Then remove /var/log and create the symlink.
You also need to adjust the permission of the folder you link to, youcan see the current permissions with ls -la /var/log.
From my point of view, there are several problems.
The main is that it’s a tmpfs (while it should be on the disk) of 50 MB (and it eventually got full).
Also, there’s nothing in /etc/fstab about /var/log meaning he tmpfs is created by something else, not /etc/fstab (what/where?).
I tried the symlink method, it works (rsyslog writes to the mounted disk).
But as I though the tmpfs is created on boot bydietpi-software I didn’t know what would happen on boot (the Rock64 is headless and 500 miles away from me).
So I used dietpi-software again to do the same changes than in my initial post (from Full to #1 back to Full).
I ended up with the same “issue”: a tmpfs of 50MB. tmpfs on /opt/log type tmpfs (rw,nosuid,nodev,noatime,lazytime,size=51200k)
Right now, I unmounted the tmpfs (again) and I’m using the symlink.
But I don’t know what will happen on next boot.
I’m sorry but that’s not what is on my Rock64 right now.
That’s why I opened this thread
Even with option 3, there’s a tmpfs created, exactly as the script you linked is suppose to do with option 1 and 2 (and not 3).
I setup the Rock64 using “Full” and got this behaviour (I found out because /var/log got “no space left” while I chosed “Full” to avoid the 50 MB tmpfs in RAM limitation).
I went back to dietpi-software, chosed option 1, saved, exited, back to dietpi-software, chosed option 3 (Full) saved, exited and it’s again the tmpfs of 50 MB…
So as this did not work I posted here and tried your suggestion so, I manually:
stop the services (rsyslog & systemd-journald)
copied the logs files to /opt/log
unmount /var/log (lazy unmount or it won’t unmont)
created the symlink between /var/log to /opt/log
restarted the services and verified logging was OK
went to dietpi-software
chosed option 1 and saved and exited
went back to `dietpi-software’
chosed option 3 and save and exited
the symlink I created was replaced by this tmpfs on /opt/log type tmpfs (rw,nosuid,nodev,noatime,lazytime,size=51200k
Interesting, on my test system its 100mb. tmpfs tmpfs 100M 16K 100M 1% /var/log
I set then Full logging in dietpi-software and chose Install (maybe you skipped that part?)
After a reboot (maybe you skipped that too?) the tmpfs for /var/log is gone.
I went through “install” but I did not reboot (as I’m not sure what will happen on reboot).
However I definitively do not get it.
You went from option 1 to option 3 (3 is Full), so you’re suppose to have “nothing” defined/mounted for /var/log as it should be just a local (sub)folder on /.
Still, you’re getting a tmpfs of 100M.
So it’s not working for you either (the difference between you and me being the size, you have 100M where I have 50M).
Or it _needs_a reboot to get things to work correctly?
Sry for the confusion, I mixed things up.

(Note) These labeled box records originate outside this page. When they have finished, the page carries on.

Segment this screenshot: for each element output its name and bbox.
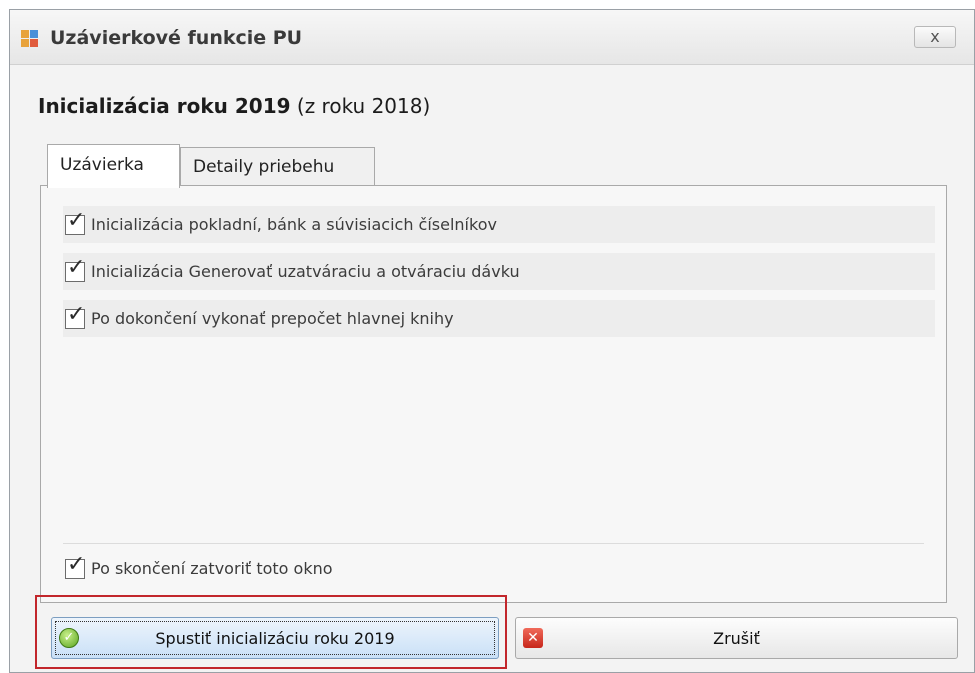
dialog-window: Uzávierkové funkcie PU x Inicializácia r… — [9, 9, 975, 673]
page-title-suffix: (z roku 2018) — [290, 94, 431, 118]
checkbox[interactable]: ✓ — [65, 304, 85, 329]
option-label: Inicializácia Generovať uzatváraciu a ot… — [91, 262, 520, 281]
checkmark-icon: ✓ — [67, 302, 86, 327]
title-bar: Uzávierkové funkcie PU x — [10, 10, 974, 65]
checkmark-icon: ✓ — [67, 552, 86, 577]
close-after-label: Po skončení zatvoriť toto okno — [91, 559, 333, 578]
checkmark-icon: ✓ — [67, 255, 86, 280]
tab-uzavierka[interactable]: Uzávierka — [47, 144, 180, 188]
highlight-annotation — [35, 595, 507, 669]
option-row[interactable]: ✓ Inicializácia pokladní, bánk a súvisia… — [63, 206, 935, 243]
checkbox[interactable]: ✓ — [65, 257, 85, 282]
option-label: Inicializácia pokladní, bánk a súvisiaci… — [91, 215, 497, 234]
page-title-main: Inicializácia roku 2019 — [38, 94, 291, 118]
checkbox[interactable]: ✓ — [65, 210, 85, 235]
close-after-option[interactable]: ✓ Po skončení zatvoriť toto okno — [63, 550, 483, 587]
cancel-button-label: Zrušiť — [713, 629, 760, 648]
window-title: Uzávierkové funkcie PU — [50, 27, 303, 49]
cancel-button[interactable]: ✕ Zrušiť — [515, 617, 958, 659]
divider — [63, 543, 924, 544]
tab-detaily-priebehu[interactable]: Detaily priebehu — [180, 147, 375, 186]
app-window-icon — [21, 30, 41, 48]
option-row[interactable]: ✓ Inicializácia Generovať uzatváraciu a … — [63, 253, 935, 290]
checkmark-icon: ✓ — [67, 208, 86, 233]
page-title: Inicializácia roku 2019 (z roku 2018) — [38, 94, 430, 118]
tab-panel: ✓ Inicializácia pokladní, bánk a súvisia… — [40, 185, 947, 603]
close-button[interactable]: x — [914, 26, 956, 48]
option-row[interactable]: ✓ Po dokončení vykonať prepočet hlavnej … — [63, 300, 935, 337]
checkbox[interactable]: ✓ — [65, 554, 85, 579]
option-label: Po dokončení vykonať prepočet hlavnej kn… — [91, 309, 454, 328]
close-icon[interactable]: x — [930, 27, 939, 46]
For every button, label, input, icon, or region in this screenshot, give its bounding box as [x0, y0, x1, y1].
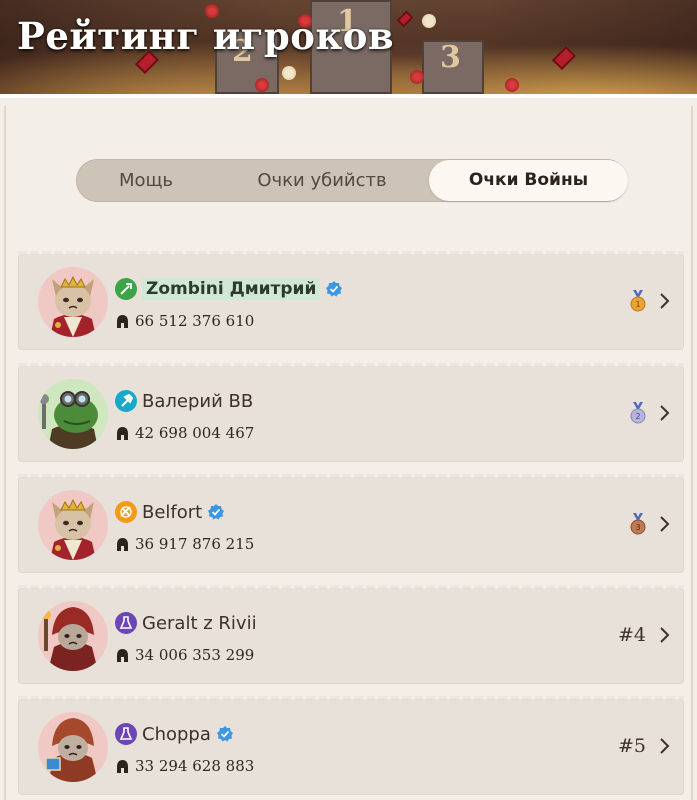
player-name: Choppa — [142, 723, 211, 745]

I switched from 1 to 3, rebooted, tmpfs is gone.
Then back from 3 to 1 without reboot, tmpfs is present.
Summary
Initially I had option 1, so there is a tmpfs for /var/log but for some reason it’s 100m (maybe I changed it to 100mb in the past, idk).
Then I switched to option 3 and this needs a reboot to remove the tmpfs. Because after instalaltion I checked, it was still there, but after the reboot the tmpfs for /var/log was gone.
Then I switched back to option 1, this is working without a reboot.
Only if you switch from RAM to FULL , but not the other way around.
I made another test:
I switched again from RAM to full logging, but then I unmounted the tmpfs manually instead of a reboot. It also makes sense that you can not unmount it without a reboot, because stuff is constantly writing to it, so I did a lazy umount.
But now the log folder is just empty, so I guess the reboot is necessary to fully apply the change.
After a reboot all my logs are again available under /var/log
@MichaIng maybe we should note this in the docs or make a reboot prompt when switching from RAM logging to full log?
True, a reboot prompt makes sense. But I also want to implement an uninstall without required reboot. As services are stopped, an unmount should work in most cases, else we can do lazy unmount and give it 2 seconds or so, then check back status. If it is still mounted, we can still prompt for a reboot.